Sur la route, nous nous arrêtons à une station service. Il ne faut pas la louper car nous sommes en plein désert et la vie se fait rare. Ici, ils servent de l'essence et à manger.
A l'entrée, sur la caisse, des brochures sur les Témoins de Jéhovah. Il y en a aussi dans l'espace repas. Un panneau à l'entrée prévient : « Nous n'avons pas choisi d'être ici. Nous avons déjà dépensés beaucoup d'argent dans ce magasin. Afin de faire fonctionner notre affaire au milieu de nulle part, cela nous coute une fortune. Vous avez le choix de consommer ou non. Merci de ne pas vous plaindre auprès des employés. Nous sommes ici pour vous servir ».
De fait, nous n'avons pas trouvé que les prix étaient exorbitants pour un endroit « au milieu de nulle part », tout juste un peu plus élevés qu'à Los Angeles..

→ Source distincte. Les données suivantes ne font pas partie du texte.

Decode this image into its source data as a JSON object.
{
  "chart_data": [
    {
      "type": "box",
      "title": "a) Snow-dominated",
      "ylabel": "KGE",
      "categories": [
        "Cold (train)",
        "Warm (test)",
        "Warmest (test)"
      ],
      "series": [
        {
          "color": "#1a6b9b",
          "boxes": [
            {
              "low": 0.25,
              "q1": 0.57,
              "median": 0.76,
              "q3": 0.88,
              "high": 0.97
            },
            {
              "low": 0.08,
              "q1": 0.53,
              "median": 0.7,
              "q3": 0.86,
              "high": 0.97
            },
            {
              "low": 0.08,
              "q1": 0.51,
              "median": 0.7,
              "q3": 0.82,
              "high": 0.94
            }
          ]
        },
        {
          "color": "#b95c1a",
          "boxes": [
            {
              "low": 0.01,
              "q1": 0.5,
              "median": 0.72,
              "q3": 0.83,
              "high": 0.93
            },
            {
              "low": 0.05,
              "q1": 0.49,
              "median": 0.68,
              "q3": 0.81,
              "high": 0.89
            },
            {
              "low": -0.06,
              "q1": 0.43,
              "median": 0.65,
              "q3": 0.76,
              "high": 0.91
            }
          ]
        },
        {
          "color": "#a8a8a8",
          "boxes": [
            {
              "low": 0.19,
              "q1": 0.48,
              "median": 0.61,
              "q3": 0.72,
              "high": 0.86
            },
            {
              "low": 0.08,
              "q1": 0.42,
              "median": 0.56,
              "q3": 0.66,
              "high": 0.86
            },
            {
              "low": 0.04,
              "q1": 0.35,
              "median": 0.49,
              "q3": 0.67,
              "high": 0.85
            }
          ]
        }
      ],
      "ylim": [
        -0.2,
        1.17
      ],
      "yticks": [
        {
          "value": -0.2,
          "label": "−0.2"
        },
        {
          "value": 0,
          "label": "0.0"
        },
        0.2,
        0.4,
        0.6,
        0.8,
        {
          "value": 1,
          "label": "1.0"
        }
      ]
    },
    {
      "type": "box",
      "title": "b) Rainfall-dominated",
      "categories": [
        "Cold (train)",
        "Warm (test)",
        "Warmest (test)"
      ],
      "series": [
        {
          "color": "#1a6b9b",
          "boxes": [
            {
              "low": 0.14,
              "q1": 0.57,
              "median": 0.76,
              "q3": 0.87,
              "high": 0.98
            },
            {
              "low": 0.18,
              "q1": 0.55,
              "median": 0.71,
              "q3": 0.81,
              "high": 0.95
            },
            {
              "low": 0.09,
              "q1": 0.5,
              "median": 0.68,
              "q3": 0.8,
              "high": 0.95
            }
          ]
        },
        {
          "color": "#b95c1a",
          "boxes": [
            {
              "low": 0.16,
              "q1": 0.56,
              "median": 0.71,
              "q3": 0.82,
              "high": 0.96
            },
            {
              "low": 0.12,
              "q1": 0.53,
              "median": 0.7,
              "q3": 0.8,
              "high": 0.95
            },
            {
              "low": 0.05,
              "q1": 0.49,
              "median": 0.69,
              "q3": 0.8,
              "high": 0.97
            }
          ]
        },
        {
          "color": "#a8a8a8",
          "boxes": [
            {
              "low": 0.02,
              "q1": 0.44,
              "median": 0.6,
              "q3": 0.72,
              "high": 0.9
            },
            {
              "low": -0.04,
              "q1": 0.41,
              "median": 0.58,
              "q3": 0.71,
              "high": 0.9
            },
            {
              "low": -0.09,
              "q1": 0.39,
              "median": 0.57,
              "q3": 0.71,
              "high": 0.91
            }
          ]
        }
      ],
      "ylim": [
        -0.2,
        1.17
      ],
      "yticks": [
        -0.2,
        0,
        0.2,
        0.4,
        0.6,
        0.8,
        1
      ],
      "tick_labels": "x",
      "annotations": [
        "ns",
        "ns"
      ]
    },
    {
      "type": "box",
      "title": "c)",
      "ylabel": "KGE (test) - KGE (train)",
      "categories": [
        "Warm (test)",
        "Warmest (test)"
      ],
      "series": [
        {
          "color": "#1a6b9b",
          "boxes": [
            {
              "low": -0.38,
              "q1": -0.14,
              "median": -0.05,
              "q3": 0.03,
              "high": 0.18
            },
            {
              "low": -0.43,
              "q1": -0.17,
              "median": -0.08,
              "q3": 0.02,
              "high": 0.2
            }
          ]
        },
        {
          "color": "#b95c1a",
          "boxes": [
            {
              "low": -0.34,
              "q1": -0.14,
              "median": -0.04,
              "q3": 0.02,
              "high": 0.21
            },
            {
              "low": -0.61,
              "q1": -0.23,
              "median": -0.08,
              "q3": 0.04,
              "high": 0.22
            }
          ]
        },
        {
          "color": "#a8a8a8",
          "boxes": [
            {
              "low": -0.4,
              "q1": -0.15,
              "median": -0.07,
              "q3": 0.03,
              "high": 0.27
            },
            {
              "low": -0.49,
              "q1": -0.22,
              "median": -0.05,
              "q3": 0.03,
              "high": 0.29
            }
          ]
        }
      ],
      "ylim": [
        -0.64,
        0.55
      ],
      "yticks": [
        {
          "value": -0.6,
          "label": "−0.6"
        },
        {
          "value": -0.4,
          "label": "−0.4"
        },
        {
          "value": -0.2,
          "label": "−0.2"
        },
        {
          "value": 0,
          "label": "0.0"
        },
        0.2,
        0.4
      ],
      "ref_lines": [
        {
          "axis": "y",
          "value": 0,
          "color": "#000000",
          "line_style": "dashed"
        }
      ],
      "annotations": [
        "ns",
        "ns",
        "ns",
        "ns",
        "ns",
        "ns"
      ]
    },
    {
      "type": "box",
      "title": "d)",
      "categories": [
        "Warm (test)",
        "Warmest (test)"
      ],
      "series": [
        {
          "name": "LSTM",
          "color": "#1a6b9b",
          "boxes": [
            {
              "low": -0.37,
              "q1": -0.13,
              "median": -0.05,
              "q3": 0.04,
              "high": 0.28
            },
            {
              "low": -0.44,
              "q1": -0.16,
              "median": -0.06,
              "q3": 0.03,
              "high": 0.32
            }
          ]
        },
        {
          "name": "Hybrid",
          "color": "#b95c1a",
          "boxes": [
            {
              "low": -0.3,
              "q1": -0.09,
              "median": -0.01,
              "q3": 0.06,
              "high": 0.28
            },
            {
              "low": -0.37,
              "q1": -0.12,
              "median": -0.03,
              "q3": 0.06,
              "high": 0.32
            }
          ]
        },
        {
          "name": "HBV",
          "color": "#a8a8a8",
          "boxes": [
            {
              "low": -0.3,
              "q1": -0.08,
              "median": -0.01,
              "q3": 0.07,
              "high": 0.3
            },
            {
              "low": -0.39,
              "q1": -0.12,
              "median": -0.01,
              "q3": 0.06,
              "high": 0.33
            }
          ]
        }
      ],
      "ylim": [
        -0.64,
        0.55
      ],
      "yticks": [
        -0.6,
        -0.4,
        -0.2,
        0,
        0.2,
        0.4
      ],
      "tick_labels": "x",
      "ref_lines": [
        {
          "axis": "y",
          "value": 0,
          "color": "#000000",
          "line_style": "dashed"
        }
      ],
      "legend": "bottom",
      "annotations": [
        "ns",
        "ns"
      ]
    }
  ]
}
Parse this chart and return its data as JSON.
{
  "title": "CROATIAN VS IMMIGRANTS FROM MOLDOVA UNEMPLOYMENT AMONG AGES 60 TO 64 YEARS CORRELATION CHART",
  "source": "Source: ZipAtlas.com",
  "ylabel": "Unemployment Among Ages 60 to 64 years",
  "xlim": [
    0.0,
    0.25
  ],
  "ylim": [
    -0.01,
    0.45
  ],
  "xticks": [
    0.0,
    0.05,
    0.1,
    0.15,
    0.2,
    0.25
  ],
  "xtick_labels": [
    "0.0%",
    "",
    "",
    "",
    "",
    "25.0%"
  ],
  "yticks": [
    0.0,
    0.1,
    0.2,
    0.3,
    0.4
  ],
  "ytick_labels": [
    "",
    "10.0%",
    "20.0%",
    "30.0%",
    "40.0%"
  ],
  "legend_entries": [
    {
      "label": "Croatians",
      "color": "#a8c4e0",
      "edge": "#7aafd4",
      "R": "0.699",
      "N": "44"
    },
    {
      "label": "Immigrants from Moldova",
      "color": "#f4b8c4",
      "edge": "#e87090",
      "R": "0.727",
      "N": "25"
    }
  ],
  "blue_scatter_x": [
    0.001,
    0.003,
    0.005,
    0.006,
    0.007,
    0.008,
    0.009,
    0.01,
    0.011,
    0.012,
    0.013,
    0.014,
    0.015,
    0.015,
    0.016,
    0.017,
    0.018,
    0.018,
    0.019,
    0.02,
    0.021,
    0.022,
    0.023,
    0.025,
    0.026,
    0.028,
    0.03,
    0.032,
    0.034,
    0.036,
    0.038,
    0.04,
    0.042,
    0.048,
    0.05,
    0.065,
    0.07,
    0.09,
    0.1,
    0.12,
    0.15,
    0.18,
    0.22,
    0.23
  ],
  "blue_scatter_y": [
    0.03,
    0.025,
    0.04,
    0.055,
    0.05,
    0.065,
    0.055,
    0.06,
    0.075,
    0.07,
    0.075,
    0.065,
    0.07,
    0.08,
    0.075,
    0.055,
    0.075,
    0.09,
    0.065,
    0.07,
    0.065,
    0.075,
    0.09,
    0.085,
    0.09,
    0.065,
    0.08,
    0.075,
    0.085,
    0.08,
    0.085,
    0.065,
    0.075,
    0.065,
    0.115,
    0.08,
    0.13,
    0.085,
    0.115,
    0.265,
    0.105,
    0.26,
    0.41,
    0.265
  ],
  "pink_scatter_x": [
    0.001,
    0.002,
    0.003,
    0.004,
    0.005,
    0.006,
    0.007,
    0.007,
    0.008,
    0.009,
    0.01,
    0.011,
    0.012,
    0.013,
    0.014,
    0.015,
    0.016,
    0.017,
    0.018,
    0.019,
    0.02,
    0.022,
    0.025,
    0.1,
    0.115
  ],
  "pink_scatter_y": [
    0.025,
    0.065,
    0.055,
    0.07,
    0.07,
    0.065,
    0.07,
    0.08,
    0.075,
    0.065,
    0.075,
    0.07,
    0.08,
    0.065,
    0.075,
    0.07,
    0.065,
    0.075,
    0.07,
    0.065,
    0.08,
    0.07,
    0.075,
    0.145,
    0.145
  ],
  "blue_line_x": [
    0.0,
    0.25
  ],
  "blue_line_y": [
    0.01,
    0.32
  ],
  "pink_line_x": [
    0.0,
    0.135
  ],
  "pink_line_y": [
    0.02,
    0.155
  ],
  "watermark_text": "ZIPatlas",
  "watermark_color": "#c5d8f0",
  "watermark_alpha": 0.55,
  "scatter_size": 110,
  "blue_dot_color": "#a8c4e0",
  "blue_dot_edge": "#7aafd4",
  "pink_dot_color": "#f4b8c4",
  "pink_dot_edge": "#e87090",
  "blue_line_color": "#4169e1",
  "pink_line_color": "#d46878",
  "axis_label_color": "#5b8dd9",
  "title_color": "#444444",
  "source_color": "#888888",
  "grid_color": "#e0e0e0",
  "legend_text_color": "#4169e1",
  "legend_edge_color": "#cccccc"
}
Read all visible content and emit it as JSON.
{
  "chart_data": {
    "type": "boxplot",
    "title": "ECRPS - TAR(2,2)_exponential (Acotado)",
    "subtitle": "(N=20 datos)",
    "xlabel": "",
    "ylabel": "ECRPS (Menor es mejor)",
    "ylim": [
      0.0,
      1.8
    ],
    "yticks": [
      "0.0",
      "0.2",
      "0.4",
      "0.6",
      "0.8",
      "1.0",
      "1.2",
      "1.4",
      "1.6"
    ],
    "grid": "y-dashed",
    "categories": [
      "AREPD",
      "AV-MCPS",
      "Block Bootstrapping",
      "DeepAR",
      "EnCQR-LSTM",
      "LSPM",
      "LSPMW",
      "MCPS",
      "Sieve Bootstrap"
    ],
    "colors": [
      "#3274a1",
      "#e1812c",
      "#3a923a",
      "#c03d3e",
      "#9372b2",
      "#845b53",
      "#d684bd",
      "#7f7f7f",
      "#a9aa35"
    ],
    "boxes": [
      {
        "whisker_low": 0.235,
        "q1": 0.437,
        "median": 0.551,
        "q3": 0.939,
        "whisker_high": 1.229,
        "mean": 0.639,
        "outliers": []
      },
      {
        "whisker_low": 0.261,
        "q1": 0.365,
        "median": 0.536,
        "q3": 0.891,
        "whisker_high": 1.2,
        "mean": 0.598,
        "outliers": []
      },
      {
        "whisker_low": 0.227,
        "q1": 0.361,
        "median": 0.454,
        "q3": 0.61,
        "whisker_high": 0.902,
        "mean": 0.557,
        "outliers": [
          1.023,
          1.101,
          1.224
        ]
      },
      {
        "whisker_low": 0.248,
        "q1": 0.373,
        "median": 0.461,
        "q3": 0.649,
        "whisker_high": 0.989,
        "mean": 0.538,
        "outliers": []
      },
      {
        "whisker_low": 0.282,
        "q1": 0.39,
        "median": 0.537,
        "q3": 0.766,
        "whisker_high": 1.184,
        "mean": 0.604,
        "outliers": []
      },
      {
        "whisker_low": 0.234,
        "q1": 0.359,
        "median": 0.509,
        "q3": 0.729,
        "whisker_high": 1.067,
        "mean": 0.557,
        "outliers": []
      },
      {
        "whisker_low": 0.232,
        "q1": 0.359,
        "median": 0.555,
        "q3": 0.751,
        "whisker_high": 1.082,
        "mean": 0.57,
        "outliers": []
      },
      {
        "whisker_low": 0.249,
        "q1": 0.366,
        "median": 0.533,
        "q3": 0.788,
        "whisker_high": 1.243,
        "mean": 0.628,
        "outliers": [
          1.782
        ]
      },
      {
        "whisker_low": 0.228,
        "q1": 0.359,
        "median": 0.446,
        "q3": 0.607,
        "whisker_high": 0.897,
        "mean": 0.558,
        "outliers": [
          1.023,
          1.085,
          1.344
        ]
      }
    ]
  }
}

Nous continuons notre route vers Williams sous une chaleur terrible. Le thermomètre de la voiture indique une température extérieure de 113°F soit près de 43°C (petite indication : pour connaître la température en °C, il faut prendre la température en °F, retrancher 26 et diviser par deux)..
Nous sommes en Arizona.
Depuis le début de notre voyage, des trains longent l'autoroute. J'ai commencé à compter les wagons et à 62 je me suis arrêté... Ce sont des trains de frets avec, à chaque fois, deux ou trois locomotives qui poussent une centaines de wagons : des citernes, des containers et, en même temps, des remorques de poids lourds sur des plateformes. Ces convois sont très impressionnants car très longs et très lents. Certains sont immobiles sur les voies. Il doit y avoir une régulation entre eux car ils se suivent parfois de quelques centaines de mètres les uns des autres.
Nous traversons Kingman. Une sorte d'oasis en plein désert : maisons cossues, toutes les enseignes habituelles reconnaissables aux immenses panneaux publicitaires installés sur des mats. A croire qu'elles rivalisent à celles qui placera son logo le plus haut dans le ciel ! La ville possède également son golf !Au milieu du désert, nous traversons donc un ilot de verdure.
Il est clair que les Etats Unis ont encore beaucoup à faire en matière d'écologie. Chaque ville possède bien souvent son golf et cette activité est gourmande en eau (la consommation d'une ville de plusieurs milliers d'habitants en une année à ce que je me souviens).
Nous arrivons à Williams. Chouette l’hôtel dispose d’une piscine. Il est 17 heures, nous avons bien mérités un plongeon !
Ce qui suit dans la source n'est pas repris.